Outside were even more people, gathered mostly in single sex groups and sitting on walls, on the ground or standing together. Men with arms around each other or holding hands, young women giggling in groups, teenage boys daring each other to say hello to me, and flower sellers and other vendors calling out their wares.
As I had not been allowed to take pictures inside the mosque, I now pulled out my camera and attempted to take a picture of the dome, though the entry gate. I was immediately surrounded by people, all curious to see what I was doing, and amazed by the LCD screen on my digital camera. Within seconds I was being asked to take pictures of people, children as well as adults, and nearly lost my balance several times in the pushing and shoving to see the result. Everyone was smiling and laughing and everyone wanted his or her picture taken. More than once I put the camera away and moved to a new area, as my presence with the camera was like the star performance at a traveling carnival – the center of attention.
At a table lined with plastic cups, I took some bright pink liquid, which tasted like sweetened rose water. The turbaned man behind the counter, stirring an enormous pot of the liquid, did a double take when he saw me and quickly had his assistance pour me a cup of a different liquid, which they call sherbet. It tasted like the pink drink, mixed with milk, and I happily accepted.
Walking around outside, I had become less diligent about my scarf, and it had slipped. Drinking my sherbet and taking in the carnival-like atmosphere, it took me a minute to realize my cover was totally blown. About this time a policeman, dressed in an olive uniform and standing with half a dozen of his peers, asked me where I was from. I hesitated only a second before saying “America.” He informed me that I was not safe at the festival. Looking around, I found that quite hard to believe, and I told him as much.
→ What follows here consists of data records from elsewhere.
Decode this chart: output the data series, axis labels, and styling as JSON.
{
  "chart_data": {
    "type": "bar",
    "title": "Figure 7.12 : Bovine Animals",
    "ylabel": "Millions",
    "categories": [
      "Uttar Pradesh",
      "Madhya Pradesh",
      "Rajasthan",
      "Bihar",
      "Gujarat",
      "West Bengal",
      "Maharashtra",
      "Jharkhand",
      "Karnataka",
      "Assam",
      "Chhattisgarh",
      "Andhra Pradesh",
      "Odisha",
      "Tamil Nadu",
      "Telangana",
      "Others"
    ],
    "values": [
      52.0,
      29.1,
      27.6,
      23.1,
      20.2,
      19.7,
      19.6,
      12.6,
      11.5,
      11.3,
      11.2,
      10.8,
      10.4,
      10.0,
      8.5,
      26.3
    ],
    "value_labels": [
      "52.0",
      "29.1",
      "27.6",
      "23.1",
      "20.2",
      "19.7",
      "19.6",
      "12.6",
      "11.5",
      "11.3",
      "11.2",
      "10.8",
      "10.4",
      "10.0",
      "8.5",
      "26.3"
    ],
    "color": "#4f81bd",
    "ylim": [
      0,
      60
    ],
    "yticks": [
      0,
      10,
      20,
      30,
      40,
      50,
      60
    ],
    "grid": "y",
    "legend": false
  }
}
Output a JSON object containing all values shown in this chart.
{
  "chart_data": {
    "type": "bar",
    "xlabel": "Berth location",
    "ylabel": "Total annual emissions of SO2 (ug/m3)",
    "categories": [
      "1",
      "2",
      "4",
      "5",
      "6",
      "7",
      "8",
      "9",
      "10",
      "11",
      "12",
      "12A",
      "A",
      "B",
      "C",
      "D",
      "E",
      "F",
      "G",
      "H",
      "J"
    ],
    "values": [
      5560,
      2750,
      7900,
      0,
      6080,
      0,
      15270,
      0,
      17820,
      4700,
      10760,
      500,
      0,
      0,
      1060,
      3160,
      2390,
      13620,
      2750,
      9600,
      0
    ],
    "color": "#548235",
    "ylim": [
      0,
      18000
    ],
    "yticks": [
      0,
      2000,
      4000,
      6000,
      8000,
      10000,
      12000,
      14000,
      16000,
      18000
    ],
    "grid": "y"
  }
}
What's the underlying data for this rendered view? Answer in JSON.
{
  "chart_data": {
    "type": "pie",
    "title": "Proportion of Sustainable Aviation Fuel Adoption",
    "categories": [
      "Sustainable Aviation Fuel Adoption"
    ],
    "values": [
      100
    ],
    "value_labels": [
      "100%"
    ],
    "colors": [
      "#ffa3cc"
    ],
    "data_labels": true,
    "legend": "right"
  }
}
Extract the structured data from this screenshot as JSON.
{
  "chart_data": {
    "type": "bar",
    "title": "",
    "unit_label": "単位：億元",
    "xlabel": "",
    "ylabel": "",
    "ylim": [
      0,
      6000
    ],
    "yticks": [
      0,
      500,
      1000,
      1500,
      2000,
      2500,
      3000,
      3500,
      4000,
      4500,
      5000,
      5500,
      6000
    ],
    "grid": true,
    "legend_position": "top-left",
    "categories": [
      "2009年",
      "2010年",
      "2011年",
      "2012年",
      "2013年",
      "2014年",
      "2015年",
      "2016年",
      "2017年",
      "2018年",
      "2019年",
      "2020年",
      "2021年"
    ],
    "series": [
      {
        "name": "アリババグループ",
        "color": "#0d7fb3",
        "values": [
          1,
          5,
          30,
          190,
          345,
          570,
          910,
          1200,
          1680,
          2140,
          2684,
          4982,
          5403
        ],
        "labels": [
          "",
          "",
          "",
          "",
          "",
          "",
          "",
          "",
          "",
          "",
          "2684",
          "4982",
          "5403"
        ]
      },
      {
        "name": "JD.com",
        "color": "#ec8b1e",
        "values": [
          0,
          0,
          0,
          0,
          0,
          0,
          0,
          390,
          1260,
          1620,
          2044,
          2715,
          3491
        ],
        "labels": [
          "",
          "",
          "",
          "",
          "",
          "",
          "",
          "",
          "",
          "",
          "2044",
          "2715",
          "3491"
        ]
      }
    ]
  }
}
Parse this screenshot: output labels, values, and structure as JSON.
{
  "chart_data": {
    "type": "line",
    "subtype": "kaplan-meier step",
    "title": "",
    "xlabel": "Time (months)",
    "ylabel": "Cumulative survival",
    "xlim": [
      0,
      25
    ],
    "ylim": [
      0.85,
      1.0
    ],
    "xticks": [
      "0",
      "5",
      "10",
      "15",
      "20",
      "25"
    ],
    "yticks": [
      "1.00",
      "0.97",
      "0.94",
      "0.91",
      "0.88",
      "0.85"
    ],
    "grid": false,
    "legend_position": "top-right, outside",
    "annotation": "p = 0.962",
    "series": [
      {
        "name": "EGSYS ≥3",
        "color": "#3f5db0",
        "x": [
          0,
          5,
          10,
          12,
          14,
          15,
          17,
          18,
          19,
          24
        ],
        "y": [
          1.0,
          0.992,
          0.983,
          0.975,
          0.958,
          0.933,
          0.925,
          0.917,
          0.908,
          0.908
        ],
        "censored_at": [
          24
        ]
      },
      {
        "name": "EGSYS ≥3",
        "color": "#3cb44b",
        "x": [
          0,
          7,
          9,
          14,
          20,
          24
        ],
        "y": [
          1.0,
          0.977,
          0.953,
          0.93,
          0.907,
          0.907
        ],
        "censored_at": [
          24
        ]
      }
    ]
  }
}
He indicated that the area of town I was in was not safe (read: Muslim) and that I might be happier on the other side of the gate (read: Tourist Area). I told him I thought I was perfectly safe and that everyone had been very kind to me. In fact, would he mind taking a picture with me? He declined saying “ok, ok,” and relayed that if I wasn’t careful people might push up against me. I thanked him for his concern and walked a few feet away where I stood watching the scene from more of a distance.
Yes, it was true that many people were staring at me, but I did not sense anger in their faces, only curiosity. While Udiapur is a tourist-filled town, even just a kilometer or two outside the main streets was another world, and a white western woman was a curiosity – much like a women in full sari might be stared at walking around a suburban mall in a suburb of Indianapolis, Indiana.
The seed, however, had been planted. The police officer’s words had clouded my mind, and instead of noticing the smiling faces, I became increasingly aware of the few serious and sullen ones. Instead of noticing the old man holding the little girl dressed entirely in pink, I noticed the groups of police standing with arms folded and surveying the scene. Instead of noticing the contrast of the brightly colored women’s saris and the men’s white Punjabi suits, I noticed the contrast of my slightly paler face to their slightly darker ones. Saddened, I turned toward the infamous gate and slowly walked away.
Before I passed through the ancient stone archway, a runaway bull cow took off down the street, narrowly missing me in its quest for a doe-eyed female. He mounted her at full speed, taking out a motorbike, which nearly toppled a boy sitting nearby, before the cow made her escape. I honestly believe, with all my heart, that the bull in heat represented a far greater danger to me than the hundreds of men, women and children gathering to celebrate the birthday of their prophet.